CORONA (CBSLA/AP) — A woman who died after a car wreck last month in Riverside County is the 11th person in the U.S. to be killed by defective air bags made by Takata, the National Highway Traffic Safety Administration confirmed Thursday.

Delia Robles was driving to get a flu shot on Sept. 30 died after she crashed her 2001 Honda Civic in Riverside, the victim’s son Jose Contreras told CBS2/KCAL9’s Peter Daut.

What was supposed to help save the 50-year-old grandmother’s life ended up taking it.

“It’s not like she was sick, and she had a terminal illness, and you knew this was coming. This happened from one minute to another,” Contreras said. “She was very loving, charismatic. Always had a smile.”

Takata air bags can inflate with too much force, which causes a metal canister to rupture and spew shrapnel into the vehicle.

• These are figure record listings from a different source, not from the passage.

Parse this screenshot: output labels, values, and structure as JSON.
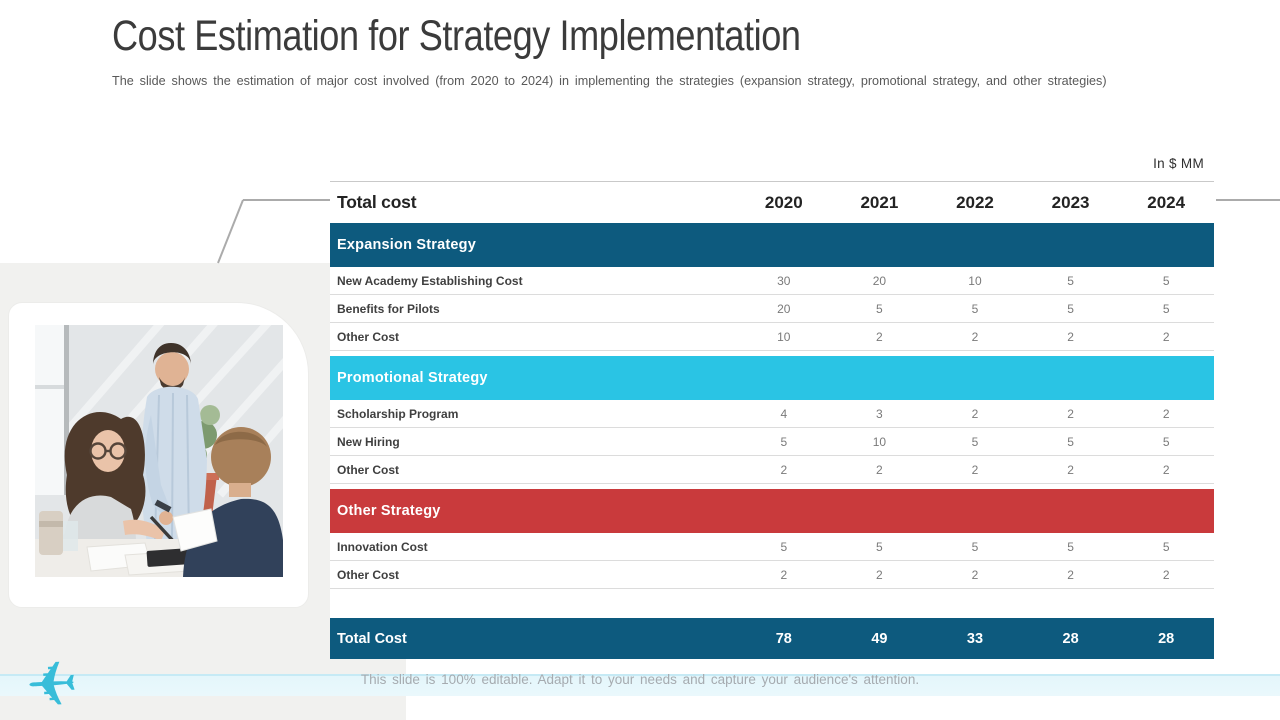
{
  "slide": {
    "title": "Cost Estimation for Strategy Implementation",
    "subtitle": "The slide shows the estimation of major cost involved  (from 2020 to 2024) in implementing the strategies (expansion strategy, promotional strategy, and other strategies)",
    "footer_note": "This slide is 100% editable. Adapt it to your needs and capture your audience's attention."
  },
  "table": {
    "units_label": "In $ MM",
    "header": {
      "label": "Total cost",
      "years": [
        "2020",
        "2021",
        "2022",
        "2023",
        "2024"
      ]
    },
    "sections": [
      {
        "name": "Expansion Strategy",
        "color": "#0d5a7e",
        "rows": [
          {
            "label": "New Academy Establishing Cost",
            "values": [
              30,
              20,
              10,
              5,
              5
            ]
          },
          {
            "label": "Benefits for Pilots",
            "values": [
              20,
              5,
              5,
              5,
              5
            ]
          },
          {
            "label": "Other Cost",
            "values": [
              10,
              2,
              2,
              2,
              2
            ]
          }
        ]
      },
      {
        "name": "Promotional Strategy",
        "color": "#2ac4e4",
        "rows": [
          {
            "label": "Scholarship Program",
            "values": [
              4,
              3,
              2,
              2,
              2
            ]
          },
          {
            "label": "New Hiring",
            "values": [
              5,
              10,
              5,
              5,
              5
            ]
          },
          {
            "label": "Other Cost",
            "values": [
              2,
              2,
              2,
              2,
              2
            ]
          }
        ]
      },
      {
        "name": "Other Strategy",
        "color": "#c93a3c",
        "rows": [
          {
            "label": "Innovation Cost",
            "values": [
              5,
              5,
              5,
              5,
              5
            ]
          },
          {
            "label": "Other Cost",
            "values": [
              2,
              2,
              2,
              2,
              2
            ]
          }
        ]
      }
    ],
    "total": {
      "label": "Total Cost",
      "values": [
        78,
        49,
        33,
        28,
        28
      ],
      "color": "#0d5a7e"
    }
  },
  "icons": {
    "plane": "✈"
  },
  "colors": {
    "accent_dark_blue": "#0d5a7e",
    "accent_cyan": "#2ac4e4",
    "accent_red": "#c93a3c",
    "panel_gray": "#f1f1ef",
    "stripe_cyan": "#e4f6fb",
    "plane_teal": "#38bdd9"
  }
}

Tokyo-based Takata, unlike other manufacturers, uses the chemical ammonium nitrate to create a small explosion that inflates air bags in a crash.

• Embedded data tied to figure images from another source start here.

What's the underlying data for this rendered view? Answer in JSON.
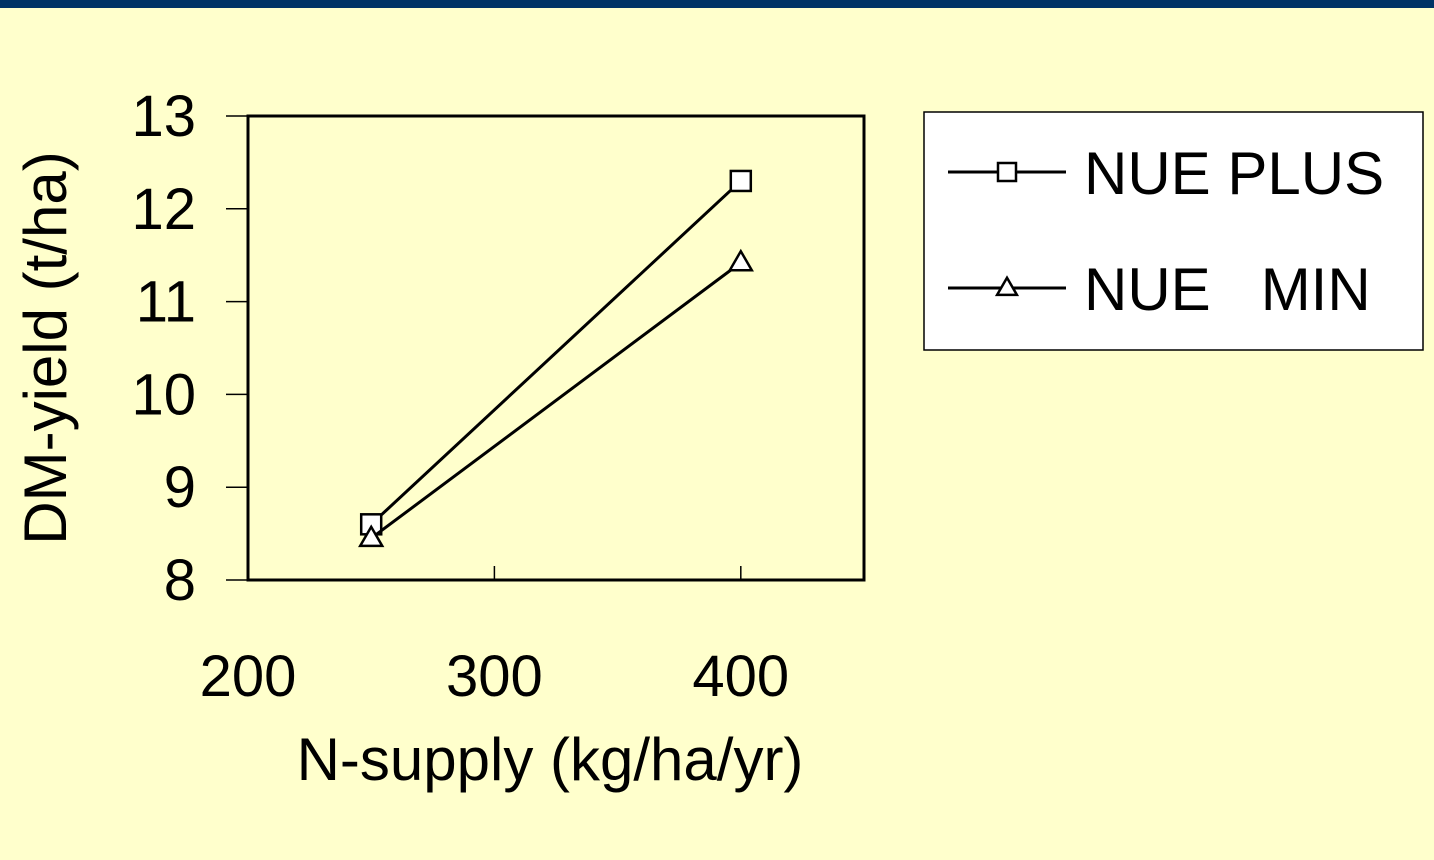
{
  "chart_data": {
    "type": "line",
    "xlabel": "N-supply (kg/ha/yr)",
    "ylabel": "DM-yield (t/ha)",
    "xlim": [
      200,
      450
    ],
    "ylim": [
      8,
      13
    ],
    "xticks": [
      200,
      300,
      400
    ],
    "yticks": [
      8,
      9,
      10,
      11,
      12,
      13
    ],
    "grid": false,
    "legend_position": "right",
    "series": [
      {
        "name": "NUE PLUS",
        "marker": "square",
        "x": [
          250,
          400
        ],
        "y": [
          8.6,
          12.3
        ]
      },
      {
        "name": "NUE   MIN",
        "marker": "triangle",
        "x": [
          250,
          400
        ],
        "y": [
          8.45,
          11.42
        ]
      }
    ]
  },
  "colors": {
    "background": "#ffffcc",
    "top_bar": "#003366",
    "ink": "#000000",
    "legend_fill": "#ffffff"
  }
}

But the chemical can deteriorate when exposed to prolonged high heat and humidity and can burn faster than designed. That can blow apart a metal canister designed to contain the explosion.

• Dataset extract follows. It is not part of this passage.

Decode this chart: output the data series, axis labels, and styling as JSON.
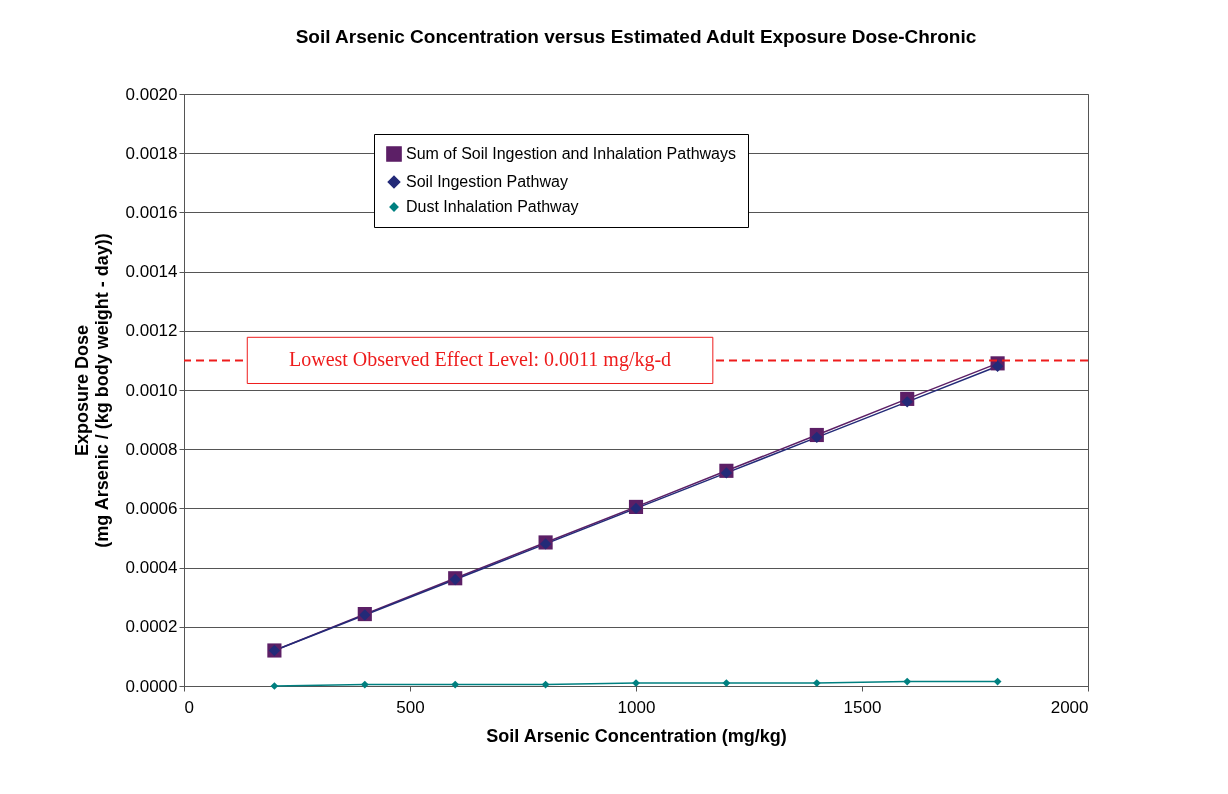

The problem touched off what is now the largest auto recall in U.S. history. More than 69 million inflators have been recalled in the U.S. and more than 100 million worldwide. Takata faces billions in costs.

Honda said Robles’ car was included in multiple recalls since 2008. The company said it had mailed more than 20 recall notices over eight years to the car’s registered owners, but its records indicate the Civic was never repaired.

But Contreras said he did not remember getting notices about the recalls from Honda.

He added that his mother was driving at the rate of only 25 miles per hour at the time of the crash. “My mom was a very safe driver. Seat belt was on always and stuff like that. She didn’t text and drive,” Contreras said.

He said he was angry that his mother’s life was cut short and was thinking about taking legal action.

In June, NHTSA urged owners of 313,000 older Hondas and Acuras to stop driving them and get them repaired, after new tests found that their Takata inflators are extremely dangerous.

The agency said it had data showing that chances are as high as 50 percent that the inflators can explode in a crash.

NHTSA’s urgent advisory covers vehicles that are up to 16 years old including 2001 and 2002 Honda Civics and Accords, the 2002 and 2003 Acura TL, the 2002 Honda Odyssey and CR-V, and the 2003 Acura CL and Honda Pilot, NHTSA said.

They were recalled from 2008 to 2011, and about 70 percent of them already have been repaired, the agency said.

The older the inflators are, and the more time they spend in heat and humidity, the more likely they are to malfunction.

The government urged people to go to safercar.gov and enter their vehicle identification number to see if their car or truck is being recalled.

Up to five people also may have been killed by the air bags in Malaysia, bringing the number of deaths globally to as many as 16.